Autosomal dominant and autosomal recessive forms of the disease have been reported. Mutations in several genes have been shown to cause dopamine-responsive dystonia. The neurotransmitter dopamine is synthesised from tyrosine by the enzyme tyrosine hydroxylase, which uses tetrahydrobiopterin (BH4) as a cofactor. A mutation in the gene GCH1, which encodes the enzyme GTP cyclohydrolase I, disrupts the production of BH4, decreasing dopamine levels (hypodopaminergia). This results in autosomal-dominant DRD. Mutations in the genes for tyrosine hydroxylase and sepiapterin reductase result in autosomal-recessive forms of the disease. When the latter enzyme is affected, the condition tends to be more severe. The activity of dopaminergic neurons in the nigrostriatal pathway normally peaks during the morning and also decreases with age until after age 20, which explains why the symptoms worsen during the course of the day and with increasing age until the third decade of life.
The diagnosis of DRD can be made from a typical history, a trial of dopamine medications, and genetic testing. Not all patients show mutations in the GCH1 gene, which makes genetic testing imperfect.

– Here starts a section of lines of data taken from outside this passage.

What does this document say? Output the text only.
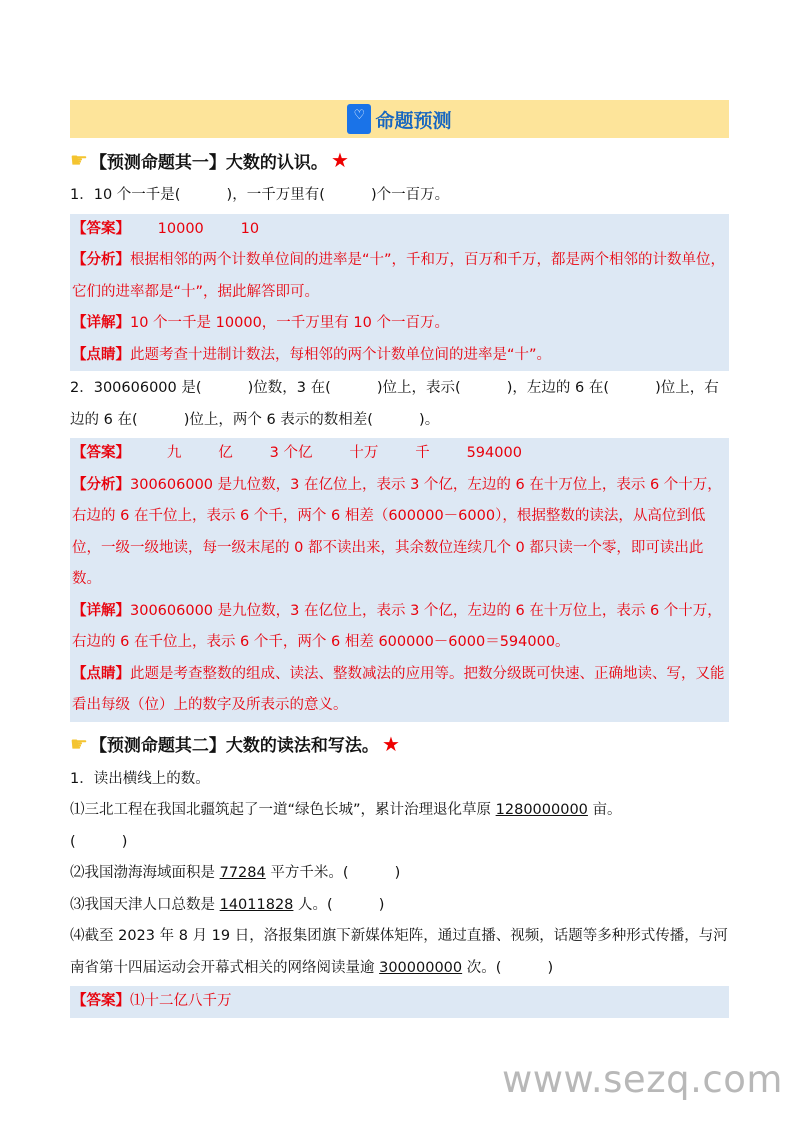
♡
命题预测
☛ 【预测命题其一】大数的认识。 ★
1．10 个一千是(          )，一千万里有(          )个一百万。
【答案】      10000        10
【分析】根据相邻的两个计数单位间的进率是“十”，千和万，百万和千万，都是两个相邻的计数单位，它们的进率都是“十”，据此解答即可。
【详解】10 个一千是 10000，一千万里有 10 个一百万。
【点睛】此题考查十进制计数法，每相邻的两个计数单位间的进率是“十”。
2．300606000 是(          )位数，3 在(          )位上，表示(          )，左边的 6 在(          )位上，右边的 6 在(          )位上，两个 6 表示的数相差(          )。
【答案】        九        亿        3 个亿        十万        千        594000
【分析】300606000 是九位数，3 在亿位上，表示 3 个亿，左边的 6 在十万位上，表示 6 个十万，右边的 6 在千位上，表示 6 个千，两个 6 相差（600000－6000），根据整数的读法，从高位到低位，一级一级地读，每一级末尾的 0 都不读出来，其余数位连续几个 0 都只读一个零，即可读出此数。
【详解】300606000 是九位数，3 在亿位上，表示 3 个亿，左边的 6 在十万位上，表示 6 个十万，右边的 6 在千位上，表示 6 个千，两个 6 相差 600000－6000＝594000。
【点睛】此题是考查整数的组成、读法、整数减法的应用等。把数分级既可快速、正确地读、写，又能看出每级（位）上的数字及所表示的意义。
☛ 【预测命题其二】大数的读法和写法。 ★
1．读出横线上的数。
⑴三北工程在我国北疆筑起了一道“绿色长城”，累计治理退化草原 1280000000 亩。
(          )
⑵我国渤海海域面积是 77284 平方千米。(          )
⑶我国天津人口总数是 14011828 人。(          )
⑷截至 2023 年 8 月 19 日，洛报集团旗下新媒体矩阵，通过直播、视频，话题等多种形式传播，与河南省第十四届运动会开幕式相关的网络阅读量逾 300000000 次。(          )
【答案】⑴十二亿八千万
www.sezq.com
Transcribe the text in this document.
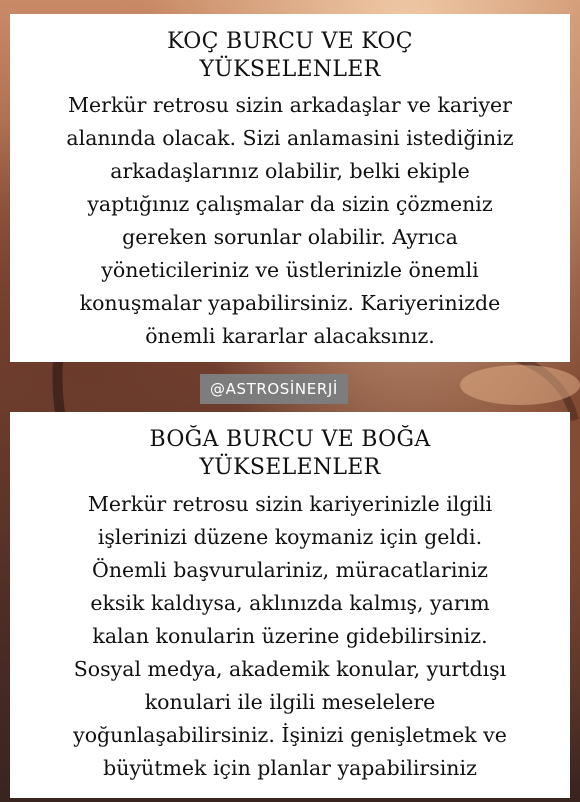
KOÇ BURCU VE KOÇ
YÜKSELENLER

Merkür retrosu sizin arkadaşlar ve kariyer
alanında olacak. Sizi anlamasini istediğiniz
arkadaşlarınız olabilir, belki ekiple
yaptığınız çalışmalar da sizin çözmeniz
gereken sorunlar olabilir. Ayrıca
yöneticileriniz ve üstlerinizle önemli
konuşmalar yapabilirsiniz. Kariyerinizde
önemli kararlar alacaksınız.

@ASTROSİNERJİ
BOĞA BURCU VE BOĞA
YÜKSELENLER

Merkür retrosu sizin kariyerinizle ilgili
işlerinizi düzene koymaniz için geldi.
Önemli başvurulariniz, müracatlariniz
eksik kaldıysa, aklınızda kalmış, yarım
kalan konularin üzerine gidebilirsiniz.
Sosyal medya, akademik konular, yurtdışı
konulari ile ilgili meselelere
yoğunlaşabilirsiniz. İşinizi genişletmek ve
büyütmek için planlar yapabilirsiniz
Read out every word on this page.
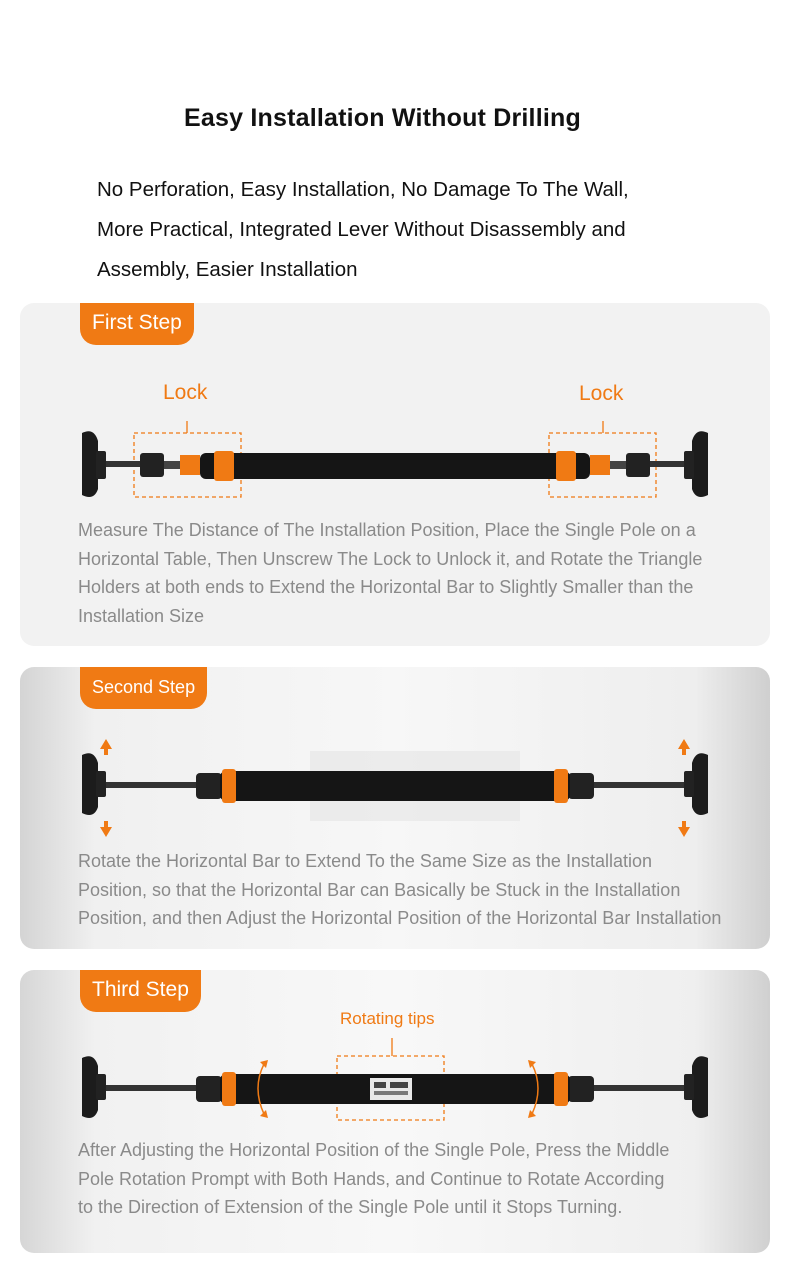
Easy Installation Without Drilling
No Perforation, Easy Installation, No Damage To The Wall,
More Practical, Integrated Lever Without Disassembly and
Assembly, Easier Installation
First Step
Lock	Lock
Measure The Distance of The Installation Position, Place the Single Pole on a
Horizontal Table, Then Unscrew The Lock to Unlock it, and Rotate the Triangle
Holders at both ends to Extend the Horizontal Bar to Slightly Smaller than the
Installation Size
Second Step
Rotate the Horizontal Bar to Extend To the Same Size as the Installation
Position, so that the Horizontal Bar can Basically be Stuck in the Installation
Position, and then Adjust the Horizontal Position of the Horizontal Bar Installation
Third Step
Rotating tips
After Adjusting the Horizontal Position of the Single Pole, Press the Middle
Pole Rotation Prompt with Both Hands, and Continue to Rotate According
to the Direction of Extension of the Single Pole until it Stops Turning.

Sometimes a lumbar puncture is performed to measure concentrations of biopterin and neopterin, which can help determine the exact form of dopamine-responsive movement disorder: early onset parkinsonism (reduced biopterin and normal neopterin), GTP cyclohydrolase I deficiency (both decreased) and tyrosine hydroxylase deficiency (both normal).
An MRI scan of the brain can be used to look for conditions that can mimic DRD (for example, metal deposition in the basal ganglia can indicate Wilson's disease or pantothenate kinase-associated neurodegeneration). Nuclear imaging of the brain using positron emission tomography (PET scan) shows a normal radiolabelled dopamine uptake in DRD, contrary to the decreased uptake in Parkinson's disease.
Other differential diagnoses include metabolic disorders (such as GM2 gangliosidosis, phenylketonuria, hypothyroidism, Leigh disease) primarily dystonic juvenile parkinsonism, autosomal recessive early onset parkinsonism with diurnal fluctuation, early onset idiopathic parkinsonism, focal dystonias, dystonia musculorum deformans and dyspeptic dystonia with hiatal hernia.
The disease is named after Dr. Segawa, who provided an early clinical description.